I believe the first time I was drawn into the Ted Hughes and Sylvia Plath dynamic was when I read Yehuda Koren’s Lover of Unreason. I wasn’t one of those girls who grew up reading Plath, I became for more interested in her as an adult. I didn’t romanticize her depression and suicide, I felt the weight of her death as a mother with young children does, thinking it couldn’t possibly have been an act of revenge over her broken heart. Certainly, there was more going on with her mind than the devastation of infidelity, something physiological. In fact, it was while reading Anaïs Nin’s journals that I even picked up Koren’s book by chance because the bookstore didn’t have Nin’s volume and I was hungry for something good to read. Curiosity bit me, I knew very little about Assia Wevill, Plath’s rival for Ted’s affections. Since then, I have been fascinated by Ted Hughes and Plath’s entire relationship. How much can any of us really know about a couple’s love life? Do I think he is free of blame? Of course not, but neither is she a helpless victim of cruelty, though he could be cruel. Plath had her dark days, her depressions and Ted’s betrayal left her in turmoil, caring for their small children, struggling to find her feet again, humiliated. No one will ever know what was going through her mind, her very soul, when she took her life. I put a lot of weight in words, but I don’t think there are enough sentences to explain such all consuming pain, to express the ache of the mind. Certainly her final act went on to haunt Ted’s new lover but more, Ted himself and paint him as villain long after. Do I feel that was her scheme? No… maybe she hoped someone would finally rescue her from herself. Maybe she just wanted to silence the grip of suffering.

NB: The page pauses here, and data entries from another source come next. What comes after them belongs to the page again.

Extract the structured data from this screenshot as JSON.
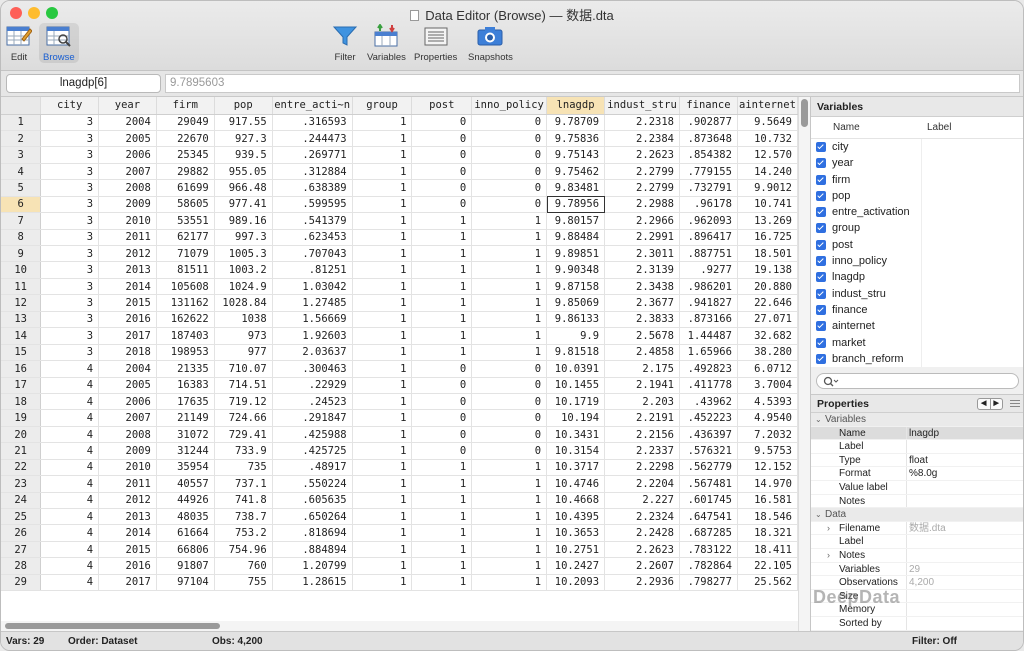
{
  "window": {
    "title": "Data Editor (Browse) — 数据.dta",
    "colors": {
      "close": "#fe5f57",
      "minimize": "#febc2e",
      "zoom": "#28c840",
      "selected_header": "#f7e3b5",
      "checkbox": "#2f6fe0"
    }
  },
  "toolbar": {
    "edit": "Edit",
    "browse": "Browse",
    "filter": "Filter",
    "variables": "Variables",
    "properties": "Properties",
    "snapshots": "Snapshots"
  },
  "cellbar": {
    "name": "lnagdp[6]",
    "value": "9.7895603"
  },
  "grid": {
    "columns": [
      "city",
      "year",
      "firm",
      "pop",
      "entre_acti~n",
      "group",
      "post",
      "inno_policy",
      "lnagdp",
      "indust_stru",
      "finance",
      "ainternet"
    ],
    "selected_column": "lnagdp",
    "selected_row": "6",
    "rows": [
      [
        "1",
        "3",
        "2004",
        "29049",
        "917.55",
        ".316593",
        "1",
        "0",
        "0",
        "9.78709",
        "2.2318",
        ".902877",
        "9.5649"
      ],
      [
        "2",
        "3",
        "2005",
        "22670",
        "927.3",
        ".244473",
        "1",
        "0",
        "0",
        "9.75836",
        "2.2384",
        ".873648",
        "10.732"
      ],
      [
        "3",
        "3",
        "2006",
        "25345",
        "939.5",
        ".269771",
        "1",
        "0",
        "0",
        "9.75143",
        "2.2623",
        ".854382",
        "12.570"
      ],
      [
        "4",
        "3",
        "2007",
        "29882",
        "955.05",
        ".312884",
        "1",
        "0",
        "0",
        "9.75462",
        "2.2799",
        ".779155",
        "14.240"
      ],
      [
        "5",
        "3",
        "2008",
        "61699",
        "966.48",
        ".638389",
        "1",
        "0",
        "0",
        "9.83481",
        "2.2799",
        ".732791",
        "9.9012"
      ],
      [
        "6",
        "3",
        "2009",
        "58605",
        "977.41",
        ".599595",
        "1",
        "0",
        "0",
        "9.78956",
        "2.2988",
        ".96178",
        "10.741"
      ],
      [
        "7",
        "3",
        "2010",
        "53551",
        "989.16",
        ".541379",
        "1",
        "1",
        "1",
        "9.80157",
        "2.2966",
        ".962093",
        "13.269"
      ],
      [
        "8",
        "3",
        "2011",
        "62177",
        "997.3",
        ".623453",
        "1",
        "1",
        "1",
        "9.88484",
        "2.2991",
        ".896417",
        "16.725"
      ],
      [
        "9",
        "3",
        "2012",
        "71079",
        "1005.3",
        ".707043",
        "1",
        "1",
        "1",
        "9.89851",
        "2.3011",
        ".887751",
        "18.501"
      ],
      [
        "10",
        "3",
        "2013",
        "81511",
        "1003.2",
        ".81251",
        "1",
        "1",
        "1",
        "9.90348",
        "2.3139",
        ".9277",
        "19.138"
      ],
      [
        "11",
        "3",
        "2014",
        "105608",
        "1024.9",
        "1.03042",
        "1",
        "1",
        "1",
        "9.87158",
        "2.3438",
        ".986201",
        "20.880"
      ],
      [
        "12",
        "3",
        "2015",
        "131162",
        "1028.84",
        "1.27485",
        "1",
        "1",
        "1",
        "9.85069",
        "2.3677",
        ".941827",
        "22.646"
      ],
      [
        "13",
        "3",
        "2016",
        "162622",
        "1038",
        "1.56669",
        "1",
        "1",
        "1",
        "9.86133",
        "2.3833",
        ".873166",
        "27.071"
      ],
      [
        "14",
        "3",
        "2017",
        "187403",
        "973",
        "1.92603",
        "1",
        "1",
        "1",
        "9.9",
        "2.5678",
        "1.44487",
        "32.682"
      ],
      [
        "15",
        "3",
        "2018",
        "198953",
        "977",
        "2.03637",
        "1",
        "1",
        "1",
        "9.81518",
        "2.4858",
        "1.65966",
        "38.280"
      ],
      [
        "16",
        "4",
        "2004",
        "21335",
        "710.07",
        ".300463",
        "1",
        "0",
        "0",
        "10.0391",
        "2.175",
        ".492823",
        "6.0712"
      ],
      [
        "17",
        "4",
        "2005",
        "16383",
        "714.51",
        ".22929",
        "1",
        "0",
        "0",
        "10.1455",
        "2.1941",
        ".411778",
        "3.7004"
      ],
      [
        "18",
        "4",
        "2006",
        "17635",
        "719.12",
        ".24523",
        "1",
        "0",
        "0",
        "10.1719",
        "2.203",
        ".43962",
        "4.5393"
      ],
      [
        "19",
        "4",
        "2007",
        "21149",
        "724.66",
        ".291847",
        "1",
        "0",
        "0",
        "10.194",
        "2.2191",
        ".452223",
        "4.9540"
      ],
      [
        "20",
        "4",
        "2008",
        "31072",
        "729.41",
        ".425988",
        "1",
        "0",
        "0",
        "10.3431",
        "2.2156",
        ".436397",
        "7.2032"
      ],
      [
        "21",
        "4",
        "2009",
        "31244",
        "733.9",
        ".425725",
        "1",
        "0",
        "0",
        "10.3154",
        "2.2337",
        ".576321",
        "9.5753"
      ],
      [
        "22",
        "4",
        "2010",
        "35954",
        "735",
        ".48917",
        "1",
        "1",
        "1",
        "10.3717",
        "2.2298",
        ".562779",
        "12.152"
      ],
      [
        "23",
        "4",
        "2011",
        "40557",
        "737.1",
        ".550224",
        "1",
        "1",
        "1",
        "10.4746",
        "2.2204",
        ".567481",
        "14.970"
      ],
      [
        "24",
        "4",
        "2012",
        "44926",
        "741.8",
        ".605635",
        "1",
        "1",
        "1",
        "10.4668",
        "2.227",
        ".601745",
        "16.581"
      ],
      [
        "25",
        "4",
        "2013",
        "48035",
        "738.7",
        ".650264",
        "1",
        "1",
        "1",
        "10.4395",
        "2.2324",
        ".647541",
        "18.546"
      ],
      [
        "26",
        "4",
        "2014",
        "61664",
        "753.2",
        ".818694",
        "1",
        "1",
        "1",
        "10.3653",
        "2.2428",
        ".687285",
        "18.321"
      ],
      [
        "27",
        "4",
        "2015",
        "66806",
        "754.96",
        ".884894",
        "1",
        "1",
        "1",
        "10.2751",
        "2.2623",
        ".783122",
        "18.411"
      ],
      [
        "28",
        "4",
        "2016",
        "91807",
        "760",
        "1.20799",
        "1",
        "1",
        "1",
        "10.2427",
        "2.2607",
        ".782864",
        "22.105"
      ],
      [
        "29",
        "4",
        "2017",
        "97104",
        "755",
        "1.28615",
        "1",
        "1",
        "1",
        "10.2093",
        "2.2936",
        ".798277",
        "25.562"
      ]
    ]
  },
  "variables_panel": {
    "title": "Variables",
    "col_name": "Name",
    "col_label": "Label",
    "items": [
      "city",
      "year",
      "firm",
      "pop",
      "entre_activation",
      "group",
      "post",
      "inno_policy",
      "lnagdp",
      "indust_stru",
      "finance",
      "ainternet",
      "market",
      "branch_reform"
    ]
  },
  "properties_panel": {
    "title": "Properties",
    "variables_group": "Variables",
    "variables": [
      {
        "k": "Name",
        "v": "lnagdp"
      },
      {
        "k": "Label",
        "v": ""
      },
      {
        "k": "Type",
        "v": "float"
      },
      {
        "k": "Format",
        "v": "%8.0g"
      },
      {
        "k": "Value label",
        "v": ""
      },
      {
        "k": "Notes",
        "v": ""
      }
    ],
    "data_group": "Data",
    "data": [
      {
        "k": "Filename",
        "v": "数据.dta",
        "arrow": true
      },
      {
        "k": "Label",
        "v": ""
      },
      {
        "k": "Notes",
        "v": "",
        "arrow": true
      },
      {
        "k": "Variables",
        "v": "29"
      },
      {
        "k": "Observations",
        "v": "4,200"
      },
      {
        "k": "Size",
        "v": ""
      },
      {
        "k": "Memory",
        "v": ""
      },
      {
        "k": "Sorted by",
        "v": ""
      }
    ]
  },
  "status": {
    "vars": "Vars: 29",
    "order": "Order: Dataset",
    "obs": "Obs: 4,200",
    "filter": "Filter: Off"
  },
  "watermark": "DeepData"
}
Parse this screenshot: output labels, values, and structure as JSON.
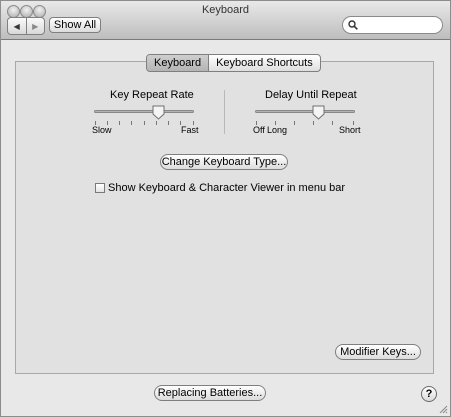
{
  "window": {
    "title": "Keyboard"
  },
  "toolbar": {
    "back_icon": "back-arrow-icon",
    "forward_icon": "forward-arrow-icon",
    "show_all_label": "Show All",
    "search": {
      "value": "",
      "placeholder": ""
    }
  },
  "tabs": [
    {
      "label": "Keyboard",
      "selected": true
    },
    {
      "label": "Keyboard Shortcuts",
      "selected": false
    }
  ],
  "key_repeat": {
    "title": "Key Repeat Rate",
    "min_label": "Slow",
    "max_label": "Fast",
    "value_fraction": 0.65
  },
  "delay_repeat": {
    "title": "Delay Until Repeat",
    "min_label": "Off",
    "mid_label": "Long",
    "max_label": "Short",
    "value_fraction": 0.6
  },
  "change_type_button": "Change Keyboard Type...",
  "show_viewer": {
    "label": "Show Keyboard & Character Viewer in menu bar",
    "checked": false
  },
  "modifier_keys_button": "Modifier Keys...",
  "replacing_batteries_button": "Replacing Batteries...",
  "help_glyph": "?"
}
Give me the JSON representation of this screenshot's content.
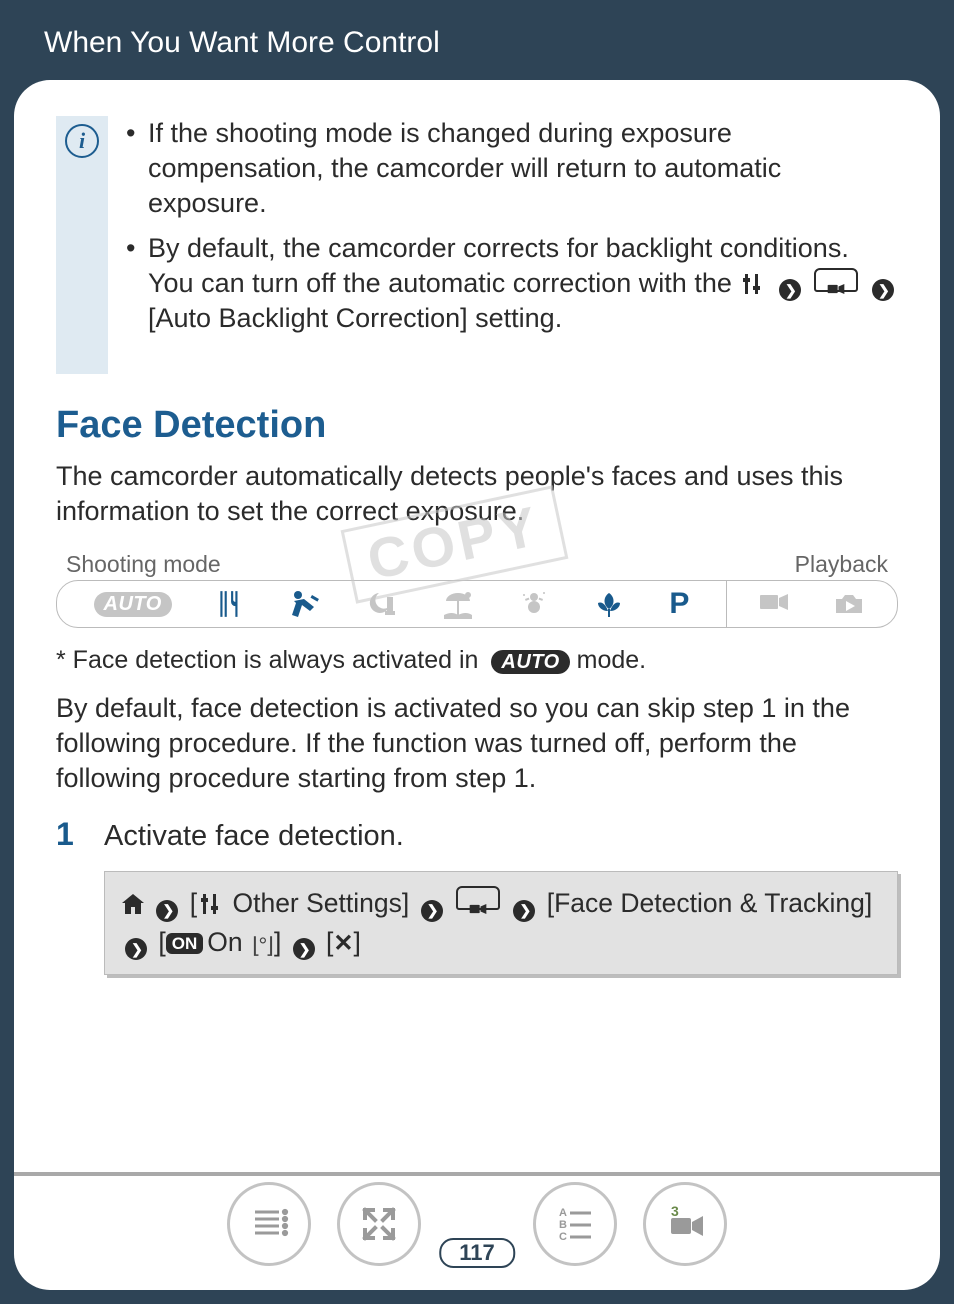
{
  "header": {
    "title": "When You Want More Control"
  },
  "info": {
    "bullets": [
      "If the shooting mode is changed during exposure compensation, the camcorder will return to automatic exposure.",
      "By default, the camcorder corrects for backlight conditions. You can turn off the automatic correction with the"
    ],
    "tail_setting": "[Auto Backlight Correction] setting."
  },
  "section": {
    "heading": "Face Detection",
    "intro": "The camcorder automatically detects people's faces and uses this information to set the correct exposure."
  },
  "modestrip": {
    "shoot_label": "Shooting mode",
    "play_label": "Playback",
    "auto_text": "AUTO",
    "p_text": "P"
  },
  "watermark": "COPY",
  "footnote": {
    "prefix": "*  Face detection is always activated in ",
    "suffix": " mode."
  },
  "para1": "By default, face detection is activated so you can skip step 1 in the following procedure. If the function was turned off, perform the following procedure starting from step 1.",
  "steps": [
    {
      "num": "1",
      "text": "Activate face detection."
    }
  ],
  "path": {
    "seg1": "Other Settings]",
    "seg2": "[Face Detection & Tracking]",
    "on_label": "ON",
    "on_text": "On"
  },
  "page_number": "117"
}
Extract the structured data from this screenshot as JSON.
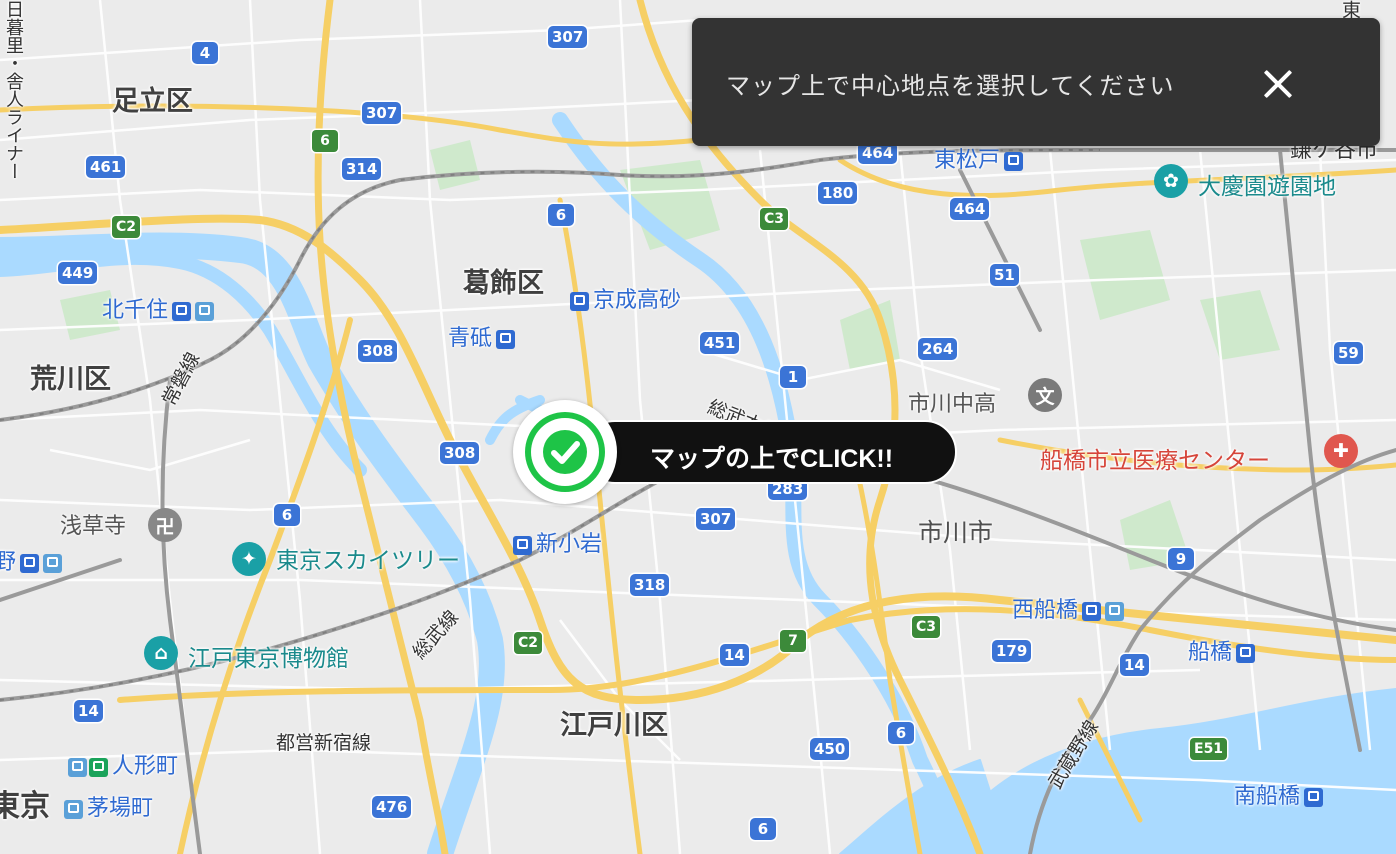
{
  "toast": {
    "message": "マップ上で中心地点を選択してください"
  },
  "marker": {
    "label": "マップの上でCLICK!!"
  },
  "colors": {
    "water": "#aadaff",
    "park": "#c5e8c5",
    "expressway": "#f6cf65",
    "arterial": "#ffffff",
    "rail": "#9a9a9a",
    "toast_bg": "#333333",
    "marker_green": "#1ec447"
  },
  "wards": [
    "足立区",
    "葛飾区",
    "荒川区",
    "江戸川区"
  ],
  "cities": [
    "市川市"
  ],
  "stations": [
    "北千住",
    "京成高砂",
    "青砥",
    "新小岩",
    "東松戸",
    "西船橋",
    "船橋",
    "南船橋",
    "人形町",
    "茅場町",
    "野"
  ],
  "pois": [
    {
      "name": "大慶園遊園地",
      "icon": "park-icon"
    },
    {
      "name": "東京スカイツリー",
      "icon": "landmark-icon"
    },
    {
      "name": "江戸東京博物館",
      "icon": "museum-icon"
    },
    {
      "name": "浅草寺",
      "icon": "temple-icon"
    },
    {
      "name": "市川中高",
      "icon": "school-icon"
    },
    {
      "name": "船橋市立医療センター",
      "icon": "hospital-icon"
    }
  ],
  "rail_lines": [
    "常磐線",
    "総武線",
    "総武本線",
    "都営新宿線",
    "武蔵野線",
    "日暮里・舎人ライナー"
  ],
  "edge_text": {
    "tokyo": "東京",
    "top_right": "東",
    "top_right2": "鎌ケ谷市"
  },
  "route_shields": [
    "307",
    "4",
    "307",
    "6",
    "314",
    "461",
    "449",
    "C2",
    "6",
    "308",
    "308",
    "451",
    "1",
    "264",
    "51",
    "180",
    "464",
    "464",
    "C3",
    "59",
    "9",
    "6",
    "307",
    "318",
    "C2",
    "14",
    "7",
    "C3",
    "179",
    "14",
    "14",
    "6",
    "450",
    "476",
    "6",
    "E51",
    "283",
    "51"
  ]
}
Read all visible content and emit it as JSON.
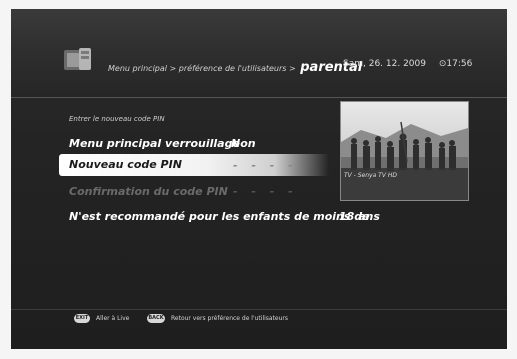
{
  "header": {
    "breadcrumb": "Menu principal > préférence de l'utilisateurs >",
    "current_page": "parental",
    "date": "Sam, 26. 12. 2009",
    "time_icon": "clock-icon",
    "time": "17:56"
  },
  "prompt": "Entrer le nouveau code PIN",
  "rows": [
    {
      "label": "Menu principal verrouillage",
      "value": "Non"
    },
    {
      "label": "Nouveau code PIN",
      "value": "- - - -"
    },
    {
      "label": "Confirmation du code PIN",
      "value": "- - - -"
    },
    {
      "label": "N'est recommandé pour les enfants de moins de",
      "value": "18 ans"
    }
  ],
  "preview": {
    "caption": "TV - Senya TV HD"
  },
  "footer": {
    "exit_key": "EXIT",
    "exit_label": "Aller à Live",
    "back_key": "BACK",
    "back_label": "Retour vers préférence de l'utilisateurs"
  }
}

This is a fictional account of Ted’s side of the story, which won’t be popular with many hardcore Plath fans. No one wants to forgive the philanderer, there is nothing more repulsive than a loving, faithful, devoted wife and caring mother discarded for another woman, worse by someone who befriended her. It’s an old story, it’s become all too common, infidelity certainly doesn’t shock people today. It was a different time then, Sylvia was wounded, somehow both strong as steel and fragile as glass. A brilliant woman, who maybe put too much faith in her beloved. Instability and public humiliation, having your nose rubbed in your raw, festering pain and a husband who comes and goes lighting the torch of hope for reconciliation… well, it’s no wonder he made it so easy for women hate him, fans of Plath or not. She truly became the saint and he, the sinful monster.

Nature is a funny thing, in this beautifully written story, the very intensity of the fire that burned within Plath becomes for Ted the thing he later fears, one he can’t contain. The love too much for him, this man who thrived on his freedom. She scared him and seduced him at the same time, his ‘resurrected goddess’. Ted Hughes was not the cause of Sylvia’s mental health struggles, for she had attempted suicide long before he came along anymore than he could take credit for her talent, her poetry but his actions surely were a catalyst. Knowing the facts, everything that followed after Plath’s suicide, how new lover Assia followed in Plath’s footsteps… well, it makes it that much harder to think of Ted as a victim, yet wasn’t he? Weren’t they all? They were victims of passions, selfishness, and mental instability. With the carelessness of a lover’s hands upon your heart, it’s hard to not label it criminal.

How can you explain the horror of your own choices, the recklessness of your desires? I don’t think this is about excusing shameless behavior, it’s a man trying to make sense of the ruin of his betrayal. He paid for it, he pays even in death, a marked man, ever the bad guy in the story. Weren’t both he and Sylvia reacting to events true to their own natures? One just seemed to hold all the cards… we will never know what was waiting in the blind corners of their relationship. Not their biggest fan nor closest friend can speak the truth about the spoils of their fiery love, everything is just speculation. We demand nothing more than facts and attempt to make sense of the world by classifying things, and people, as good or bad- love doesn’t quite work that way. We can only play what ifs, and wonder, would Sylvia have taken her life if they reconciled? If he didn’t leave and humiliate her, abandon her in such a fragile state of mind? Who can say?

Their love was a knot, and this book serves to tighten it further, giving Hughes a voice. The end of their relationship was incomprehensible and so it will forever remain. Gorgeously written, loved it!